After the mingled panic and intense pathos of ‘Ah! perfido’, Bartoli finds softer, warmer colours for the opening of Idamante’s ‘Non temer, amato bene’, written for a Viennese revival of Idomeneo. Here and in the favourite ‘L’amerò’ from Il re pastore, sung with yearning tenderness, Maxim Vengerov, no less, duets suavely with the voice. It is hardly his fault that the violin’s graceful frolicking in the second part of Idamante’s scena goes right against the sense of the words. Hurling out imprecations at the ‘pitiless stars’, Bartoli more than makes amends.

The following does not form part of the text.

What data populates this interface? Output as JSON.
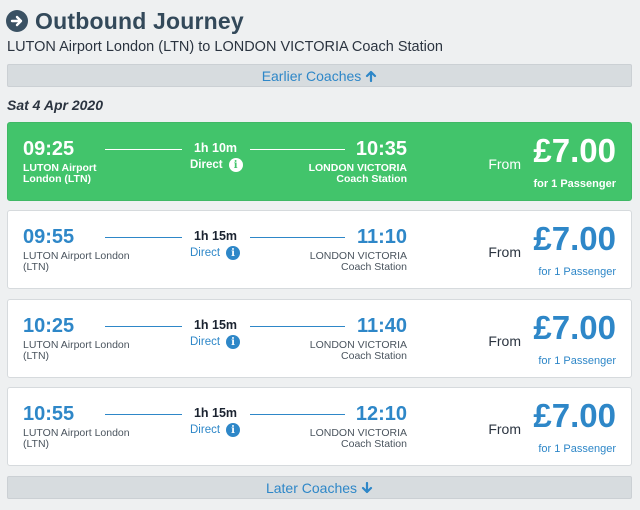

Bartoli brings a grieving inwardness to the one rarity here, a lyrical aria for the lovelorn, vacillating Sesto from Mysliveček‘s La clemenza di Tito, written nearly 20 years before Mozart’s. In Bella mia fiamma she uses the tortuous chromaticism – apparently written tongue-in-cheek by Mozart to challenge the soprano Josepha Duschek – to enhance the character’s disturbed state of mind. In the Allegro, taken at a ferocious tempo, Bartoli unfurls her familiar piledriver coloratura. Some, including me, will find this grating. Others may feel it creates an almost unhinged climax to a performance of expressionist extremes – a description equally applicable to Bartoli’s volatile, unflinching Scena di Berenice.

All the while the Basel players under Muhai Tang (including a fortepiano continuo that delicately enhances rather than irritates) are prompt accompanists, though they are rather short-changed in the balance. Haydn’s subtle woodwind colours in the Scena di Berenice sound distinctly muted here. Bartoli’s legion admirers will of course need no prompting. And after laying into Decca’s glossily vacuous presentation in her two most recent albums, I can happily report that we get full texts and translations plus a detailed, well-translated essay from Markus Wyler that sets each number in context.